Росла она все время на людях, людей было много и все чужие — воспитательницы и нянечки в детском комбинате, такие же заброшенные в общественное воспитание малыши и громко-грязный неуют неустроенного быта общих комнат, общей кухни, общих коридоров и общих скандалов. Лица вокруг все менялись — сбегали нянечки и воспитательницы, приходили на их место новые, менялись соседи по общежитию — кто увольнялся, кто съезжал, кто семьей обзаводился, найдя вторую половину из местных, более устроенных, и даже тети, спавшие на соседней с маминой койке, были все время разные — менялись; приходили со скандалом: жить в комнате с матерью-одиночкой и ее вечно болеющей дочерью, крикливенькой и страшненькой,— наказание, уходили с радостью: «Господи! Ну, наконец-то, наконец-то по-людски средь взрослых людей поживу». Иногда в комнате появлялись и мужские лица — тоже разные и больше по ночам, она рассматривала их при свете ночника, удобно устроившись на горшке.

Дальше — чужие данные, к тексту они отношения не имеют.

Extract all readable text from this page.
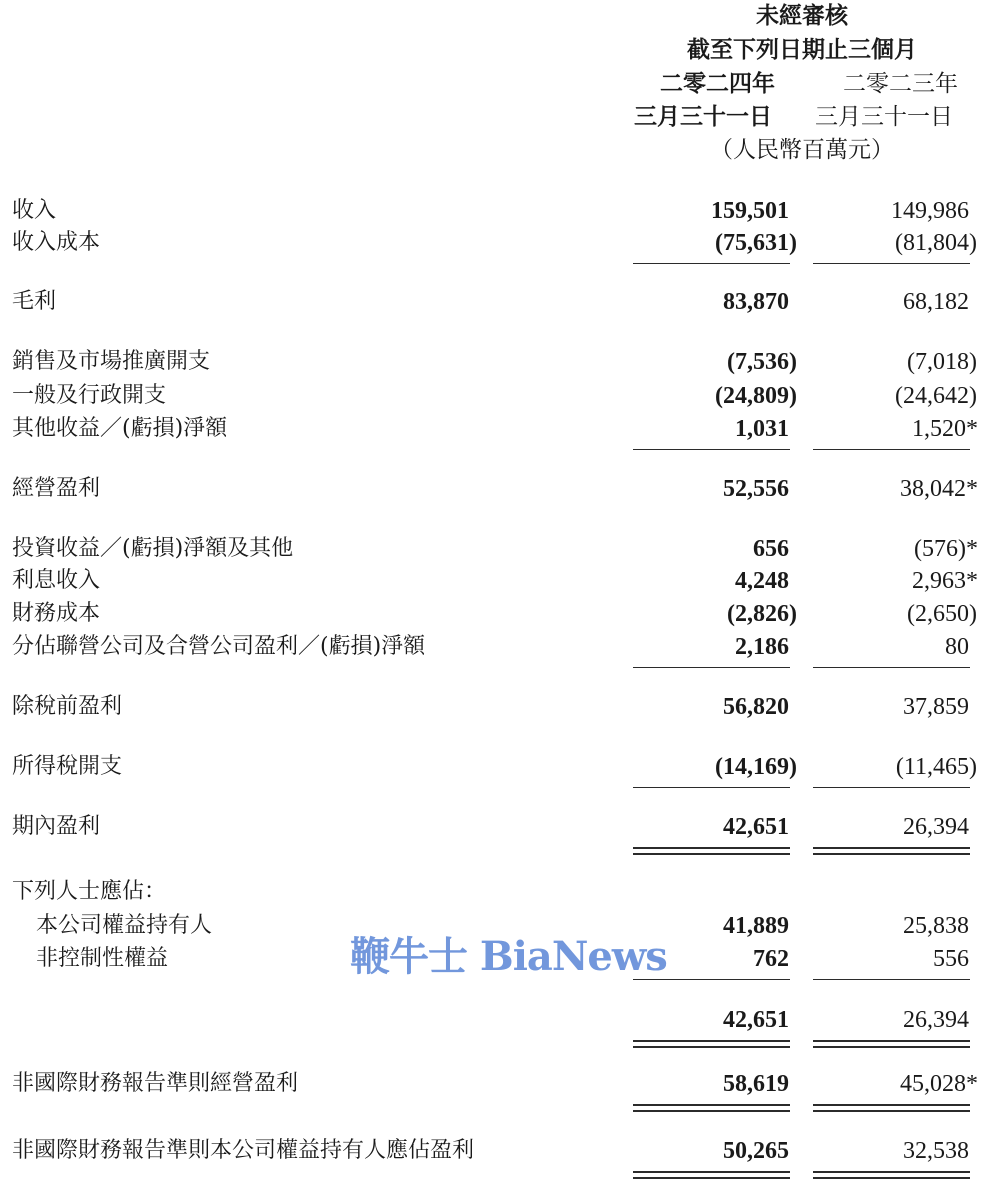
未經審核
截至下列日期止三個月
二零二四年	二零二三年
三月三十一日 三月三十一日
（人民幣百萬元）
收入	159,501	149,986
收入成本	(75,631)	(81,804)
毛利	83,870	68,182
銷售及市場推廣開支	(7,536)	(7,018)
一般及行政開支	(24,809)	(24,642)
其他收益／(虧損)淨額	1,031	1,520*
經營盈利	52,556	38,042*
投資收益／(虧損)淨額及其他	656	(576)*
利息收入	4,248	2,963*
財務成本	(2,826)	(2,650)
分佔聯營公司及合營公司盈利／(虧損)淨額	2,186	80
除稅前盈利	56,820	37,859
所得稅開支	(14,169)	(11,465)
期內盈利	42,651	26,394
下列人士應佔：
本公司權益持有人	41,889	25,838
非控制性權益	762	556
42,651	26,394
非國際財務報告準則經營盈利	58,619	45,028*
非國際財務報告準則本公司權益持有人應佔盈利	50,265	32,538
鞭牛士 BiaNews
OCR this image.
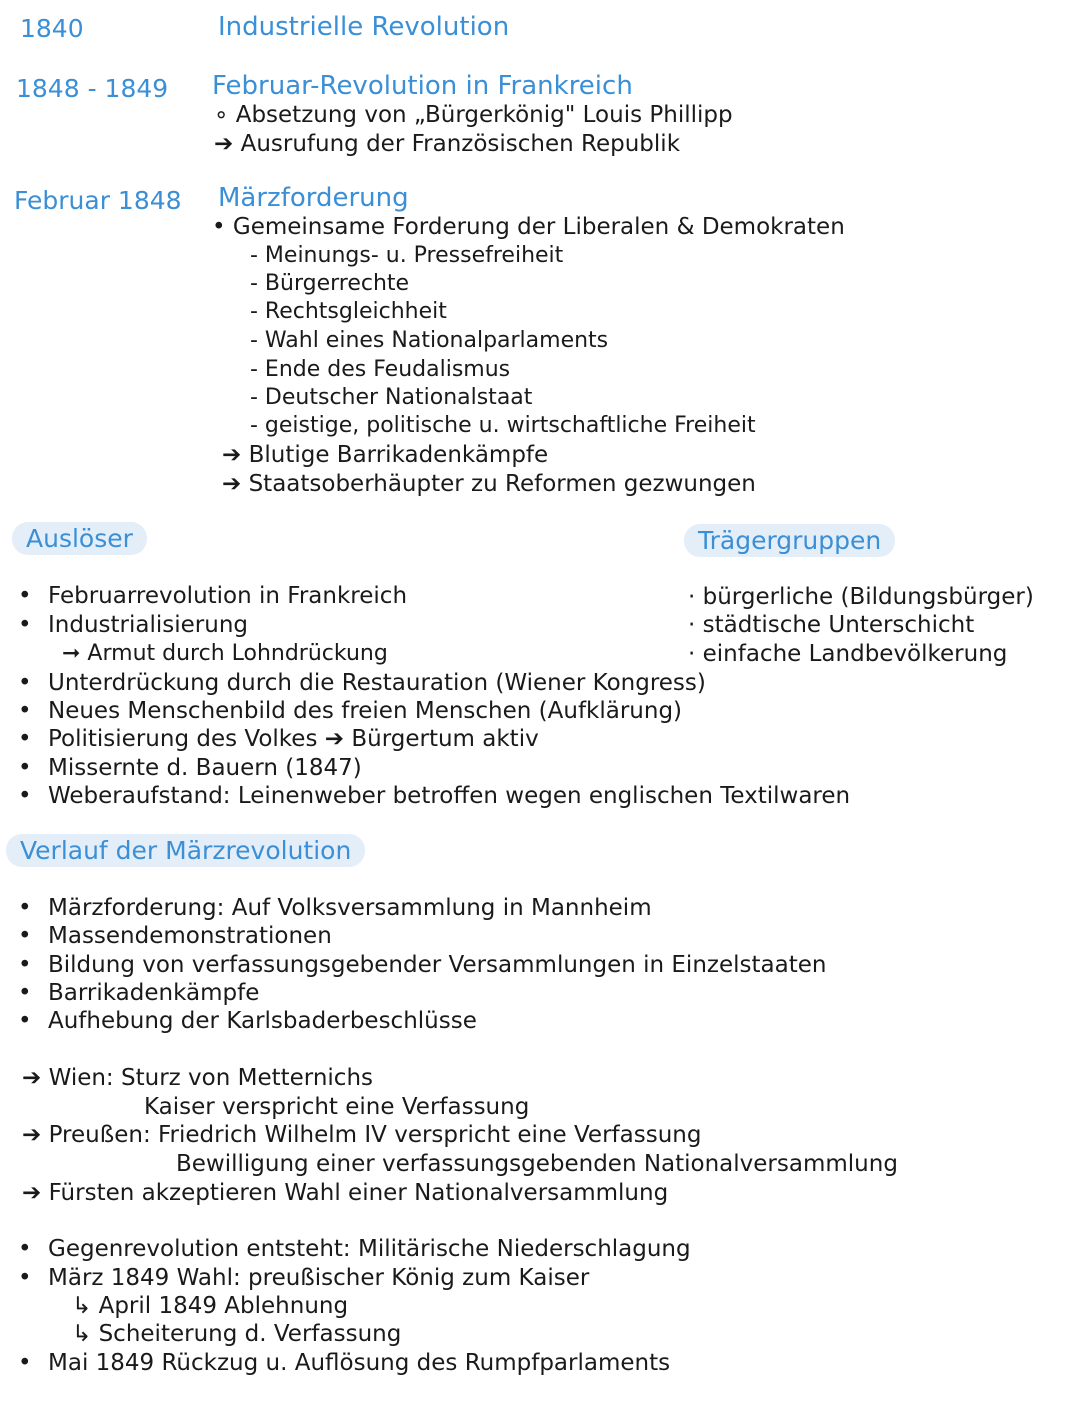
1840	Industrielle Revolution
1848 - 1849 Februar-Revolution in Frankreich
∘ Absetzung von „Bürgerkönig" Louis Phillipp
➔ Ausrufung der Französischen Republik
Februar 1848 Märzforderung
• Gemeinsame Forderung der Liberalen & Demokraten
- Meinungs- u. Pressefreiheit
- Bürgerrechte
- Rechtsgleichheit
- Wahl eines Nationalparlaments
- Ende des Feudalismus
- Deutscher Nationalstaat
- geistige, politische u. wirtschaftliche Freiheit
➔ Blutige Barrikadenkämpfe
➔ Staatsoberhäupter zu Reformen gezwungen
Auslöser
• Februarrevolution in Frankreich
• Industrialisierung
➞ Armut durch Lohndrückung
• Unterdrückung durch die Restauration (Wiener Kongress)
• Neues Menschenbild des freien Menschen (Aufklärung)
• Politisierung des Volkes ➔ Bürgertum aktiv
• Missernte d. Bauern (1847)
• Weberaufstand: Leinenweber betroffen wegen englischen Textilwaren
Trägergruppen
· bürgerliche (Bildungsbürger)
· städtische Unterschicht
· einfache Landbevölkerung
Verlauf der Märzrevolution
• Märzforderung: Auf Volksversammlung in Mannheim
• Massendemonstrationen
• Bildung von verfassungsgebender Versammlungen in Einzelstaaten
• Barrikadenkämpfe
• Aufhebung der Karlsbaderbeschlüsse
➔ Wien: Sturz von Metternichs
Kaiser verspricht eine Verfassung
➔ Preußen: Friedrich Wilhelm IV verspricht eine Verfassung
Bewilligung einer verfassungsgebenden Nationalversammlung
➔ Fürsten akzeptieren Wahl einer Nationalversammlung
• Gegenrevolution entsteht: Militärische Niederschlagung
• März 1849 Wahl: preußischer König zum Kaiser
↳ April 1849 Ablehnung
↳ Scheiterung d. Verfassung
• Mai 1849 Rückzug u. Auflösung des Rumpfparlaments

Один мужчина у мамы стал появляться очень часто, он носил фуражку и вешал ее на спинку казенного деревянного стула, рядом с детскими колготками и платьицем. А однажды в комнате засуетилось пол-общежития, втащили чужой стол, постелили на него чистую простыню и стали собирать невиданно многочисленный обед, где почему-то не было яичниц и консервов и супа из концентратов, мама принарядилась и оказалась необычно красивой и необычно счастливо улыбалась, а всегда злые соседки, оказывается, тоже умели улыбаться и даже говорить что-то не крикливое:

— Ничего-ничего, сейчас отметим, все путем будет... Эх, и счастливая же ты, Валька, баба, такого мужика подцепить.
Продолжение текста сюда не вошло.